In other words, writing for the web is something of a radical meritocracy, which lots of traditional journalists have a problem with. It makes them really nervous that they might actually have to compete for readership or audience respect solely by the power of their arguments or writing style or how compelling their subject is. You can't coast on the fact that you have a staff job at a well-respected pub and then write crap.
And this new story really points up how hard it's becoming for those in power to enforce the nice rules of silence which often amount to little more than censorship, as long as there are who can directly report on events of interest. Seems that a blogging lawyer and a venture capitalist had a stronger urge to communicate with their audiences than did the well-behaved "journalists" who tamely agreed to stop taking stenography when their patrons insisted, their audience be damned. Said San Jose Mercury News columnist Dan Gillmor, one of the first high-profile bloggers in straight journalism, said it best: "conference organizers cannot make an event off the record only for the official journalists anymore. The rules of 'journalism,' whatever that is, are changing. This is just one more example."
Enough said about that for now. Suffice to say that we'll be hearing lots more years of self-righteous indignation from journalists who are driven to distraction by the possibility that millions of people who aren't in their profession might actually be able to write better, more compellingly, with more passion and knowledge than they. That's a scary idea for people used to thinking of their professional status as an ID card that mostly serves to keep the hordes out, but that doesn't make it any less true.
Here's a good example for you. Matt Welch is a guy some of you may have heard of. He got his start as a writer primarily on the web, in the functional equivalents of blogs or self-publishing. And yet his profile and reputation have grown incredibly, based on just one thing: the guy can write! Check out this article, for instance. Read this, and then tell me that he's not a first-rate writer and thinker.
On to other developments: Rookie blogger of note. Recently I nominated Kukral for the prize, and his last week of entries have done nothing but confirm that status. His take on Feagler was especially interesting (but in fairness, I wanted to point out that poor, lazy Dick F. could once write like a dream, back when he did some work. Try this heart-tugger, for instance, on the last days of the Cleveland Press. It's sublime. Too bad he hasn't written like this in at least 10 years. Jimmy K. also has a pretty good sense of humor. Check out this little animated head app that he put together on a page that's a take-off on Google.

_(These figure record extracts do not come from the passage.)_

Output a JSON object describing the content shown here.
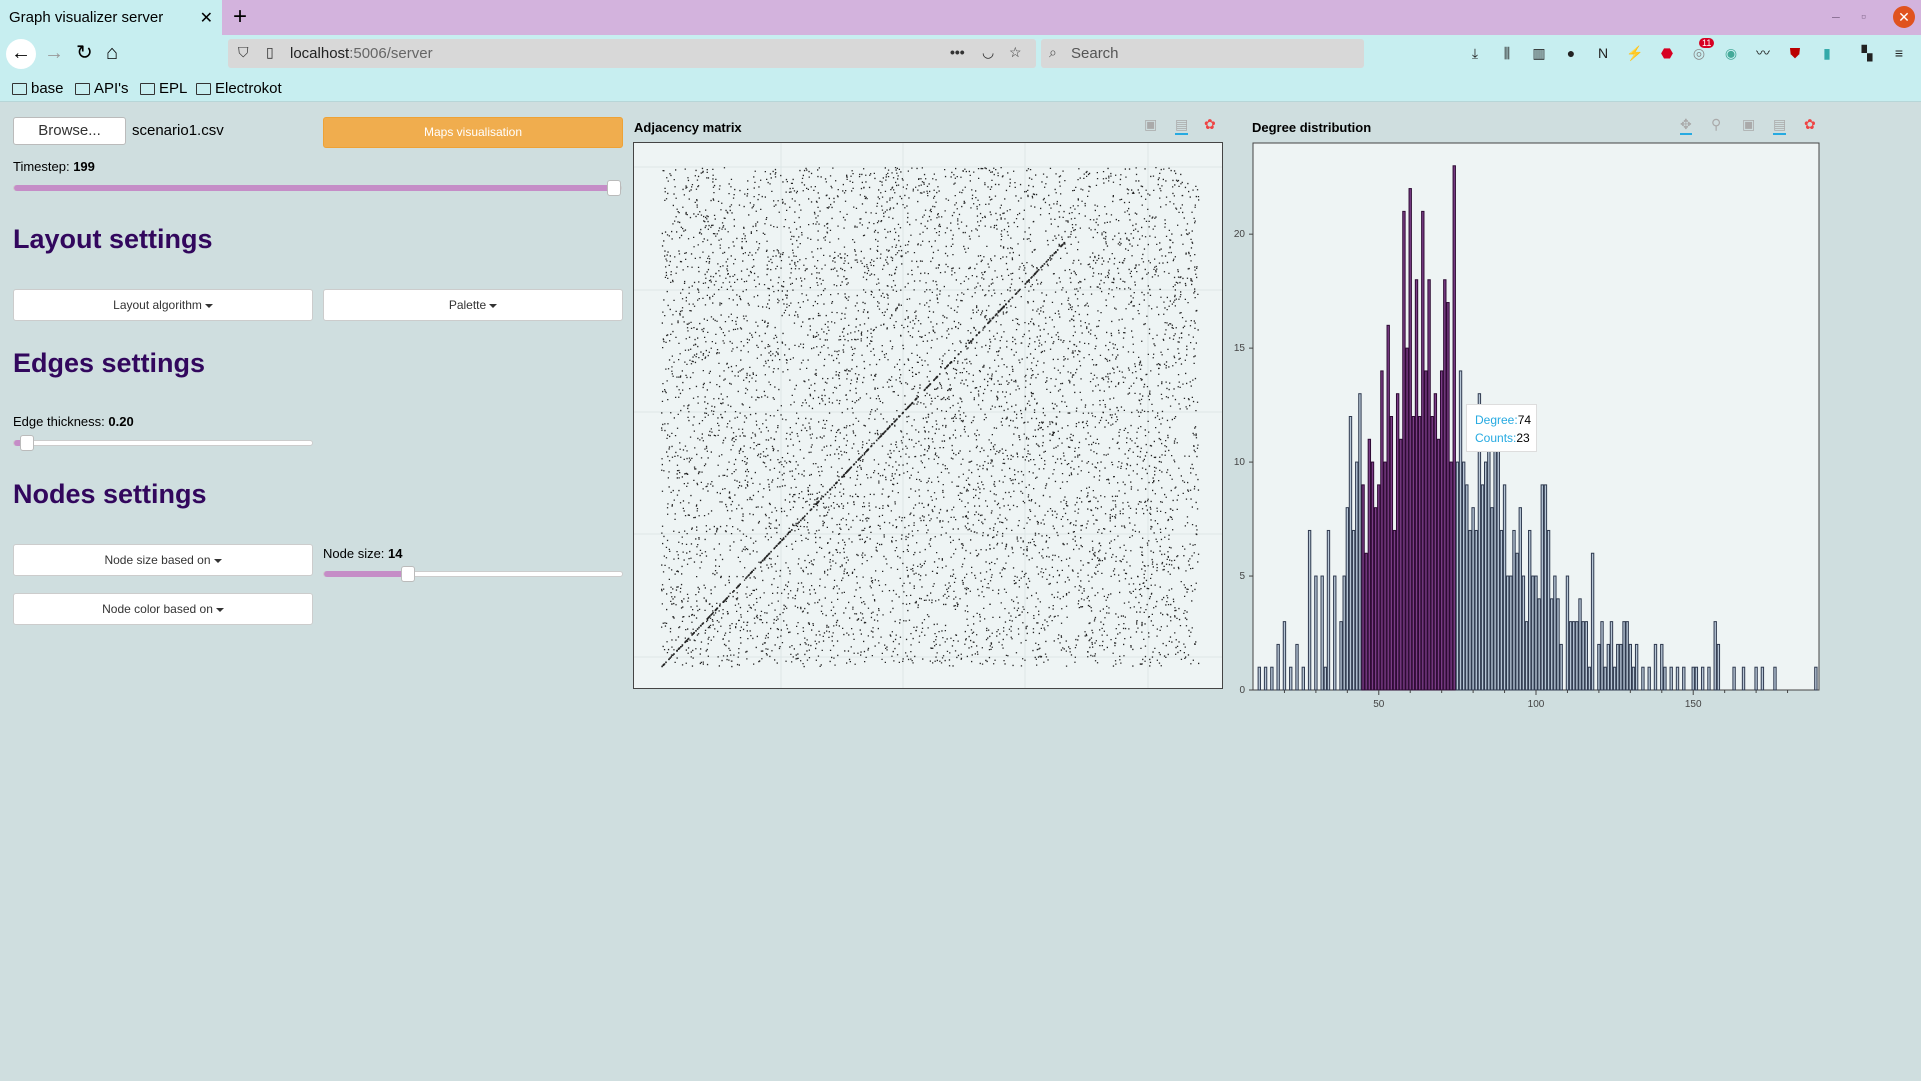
{
  "browser": {
    "tab_title": "Graph visualizer server",
    "url_host": "localhost",
    "url_path": ":5006/server",
    "search_placeholder": "Search",
    "badge_count": "11",
    "bookmarks": [
      "base",
      "API's",
      "EPL",
      "Electrokot"
    ]
  },
  "controls": {
    "browse_label": "Browse...",
    "file_name": "scenario1.csv",
    "maps_button": "Maps visualisation",
    "timestep_label": "Timestep: ",
    "timestep_value": "199",
    "timestep_fraction": 1.0,
    "layout_heading": "Layout settings",
    "layout_algorithm": "Layout algorithm",
    "palette": "Palette",
    "edges_heading": "Edges settings",
    "edge_thickness_label": "Edge thickness: ",
    "edge_thickness_value": "0.20",
    "edge_thickness_fraction": 0.02,
    "nodes_heading": "Nodes settings",
    "node_size_based_on": "Node size based on",
    "node_size_label": "Node size: ",
    "node_size_value": "14",
    "node_size_fraction": 0.27,
    "node_color_based_on": "Node color based on"
  },
  "plots": {
    "adjacency_title": "Adjacency matrix",
    "degree_title": "Degree distribution",
    "tooltip": {
      "degree_key": "Degree:",
      "degree_value": "74",
      "counts_key": "Counts:",
      "counts_value": "23"
    }
  },
  "chart_data": {
    "type": "bar",
    "title": "Degree distribution",
    "xlabel": "",
    "ylabel": "",
    "xticks": [
      "50",
      "100",
      "150"
    ],
    "yticks": [
      "0",
      "5",
      "10",
      "15",
      "20"
    ],
    "ylim": [
      0,
      24
    ],
    "xlim": [
      10,
      190
    ],
    "bars": [
      [
        12,
        1
      ],
      [
        14,
        1
      ],
      [
        16,
        1
      ],
      [
        18,
        2
      ],
      [
        20,
        3
      ],
      [
        22,
        1
      ],
      [
        24,
        2
      ],
      [
        26,
        1
      ],
      [
        28,
        7
      ],
      [
        30,
        5
      ],
      [
        32,
        5
      ],
      [
        33,
        1
      ],
      [
        34,
        7
      ],
      [
        36,
        5
      ],
      [
        38,
        3
      ],
      [
        39,
        5
      ],
      [
        40,
        8
      ],
      [
        41,
        12
      ],
      [
        42,
        7
      ],
      [
        43,
        10
      ],
      [
        44,
        13
      ],
      [
        45,
        9
      ],
      [
        46,
        6
      ],
      [
        47,
        11
      ],
      [
        48,
        10
      ],
      [
        49,
        8
      ],
      [
        50,
        9
      ],
      [
        51,
        14
      ],
      [
        52,
        10
      ],
      [
        53,
        16
      ],
      [
        54,
        12
      ],
      [
        55,
        7
      ],
      [
        56,
        13
      ],
      [
        57,
        11
      ],
      [
        58,
        21
      ],
      [
        59,
        15
      ],
      [
        60,
        22
      ],
      [
        61,
        12
      ],
      [
        62,
        18
      ],
      [
        63,
        12
      ],
      [
        64,
        21
      ],
      [
        65,
        14
      ],
      [
        66,
        18
      ],
      [
        67,
        12
      ],
      [
        68,
        13
      ],
      [
        69,
        11
      ],
      [
        70,
        14
      ],
      [
        71,
        18
      ],
      [
        72,
        17
      ],
      [
        73,
        10
      ],
      [
        74,
        23
      ],
      [
        75,
        10
      ],
      [
        76,
        14
      ],
      [
        77,
        10
      ],
      [
        78,
        9
      ],
      [
        79,
        7
      ],
      [
        80,
        8
      ],
      [
        81,
        7
      ],
      [
        82,
        13
      ],
      [
        83,
        9
      ],
      [
        84,
        10
      ],
      [
        85,
        11
      ],
      [
        86,
        8
      ],
      [
        87,
        12
      ],
      [
        88,
        12
      ],
      [
        89,
        7
      ],
      [
        90,
        9
      ],
      [
        91,
        5
      ],
      [
        92,
        5
      ],
      [
        93,
        7
      ],
      [
        94,
        6
      ],
      [
        95,
        8
      ],
      [
        96,
        5
      ],
      [
        97,
        3
      ],
      [
        98,
        7
      ],
      [
        99,
        5
      ],
      [
        100,
        5
      ],
      [
        101,
        4
      ],
      [
        102,
        9
      ],
      [
        103,
        9
      ],
      [
        104,
        7
      ],
      [
        105,
        4
      ],
      [
        106,
        5
      ],
      [
        107,
        4
      ],
      [
        108,
        2
      ],
      [
        110,
        5
      ],
      [
        111,
        3
      ],
      [
        112,
        3
      ],
      [
        113,
        3
      ],
      [
        114,
        4
      ],
      [
        115,
        3
      ],
      [
        116,
        3
      ],
      [
        117,
        1
      ],
      [
        118,
        6
      ],
      [
        120,
        2
      ],
      [
        121,
        3
      ],
      [
        122,
        1
      ],
      [
        123,
        2
      ],
      [
        124,
        3
      ],
      [
        125,
        1
      ],
      [
        126,
        2
      ],
      [
        127,
        2
      ],
      [
        128,
        3
      ],
      [
        129,
        3
      ],
      [
        130,
        2
      ],
      [
        131,
        1
      ],
      [
        132,
        2
      ],
      [
        134,
        1
      ],
      [
        136,
        1
      ],
      [
        138,
        2
      ],
      [
        140,
        2
      ],
      [
        141,
        1
      ],
      [
        143,
        1
      ],
      [
        145,
        1
      ],
      [
        147,
        1
      ],
      [
        150,
        1
      ],
      [
        151,
        1
      ],
      [
        153,
        1
      ],
      [
        155,
        1
      ],
      [
        157,
        3
      ],
      [
        158,
        2
      ],
      [
        163,
        1
      ],
      [
        166,
        1
      ],
      [
        170,
        1
      ],
      [
        172,
        1
      ],
      [
        176,
        1
      ],
      [
        189,
        1
      ]
    ],
    "highlight_range": [
      45,
      74
    ],
    "grid": false,
    "legend": "none"
  },
  "matrix_data": {
    "type": "scatter",
    "nodes": 200,
    "grid": true
  }
}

Anyway, Kukral's successor as the rookie blogger to watch is none other than Bill Callahan, a name perhaps familiar to you if you've been in the neighborhoods movement. For years, he's run programs on the near west side, in something called the Stockyard Association. Bill ran a couple of interesting events around the theme of the digital divide, which he billed as Digital Vision. And he's even received funding from the man himself, Mario Morino, which is all the vote of confidence I need.
Bill's West Side Computer Community Center is even reputed to be increasingly collaborating with Dan Hanson and his Computers Assisting People, which is a welcome development that gives a nice geographic balance (near east/near west) to those related efforts. With all that as background, check out his blog when you get a moment.
And speaking of Dandy Danny Hanson, my heart dropped for him just a moment, when I learned that United Way's Community Vision Council has teamed up with Cleveland Public Library to debut an attractive, well-funded site for seniors. Called SeniorsConnect.org, it comes complete with eye-catching signage throughout the library (motto: "The Web Site for People Who Weren't Born Yesterday"). This will compete directly with Dan's spunky self-funded site, Clevelandseniors, which isn't the most graphically appealing thing, but contains some wonderful content if you know where to dig.
But there's enough out there for everyone. I'm just happy that Cleveland Public (which is actually the third largest public research library in the country), under its energetic, charismatic new director Andrew Venable, is fully living up to its ambitious slogan as "The People's University."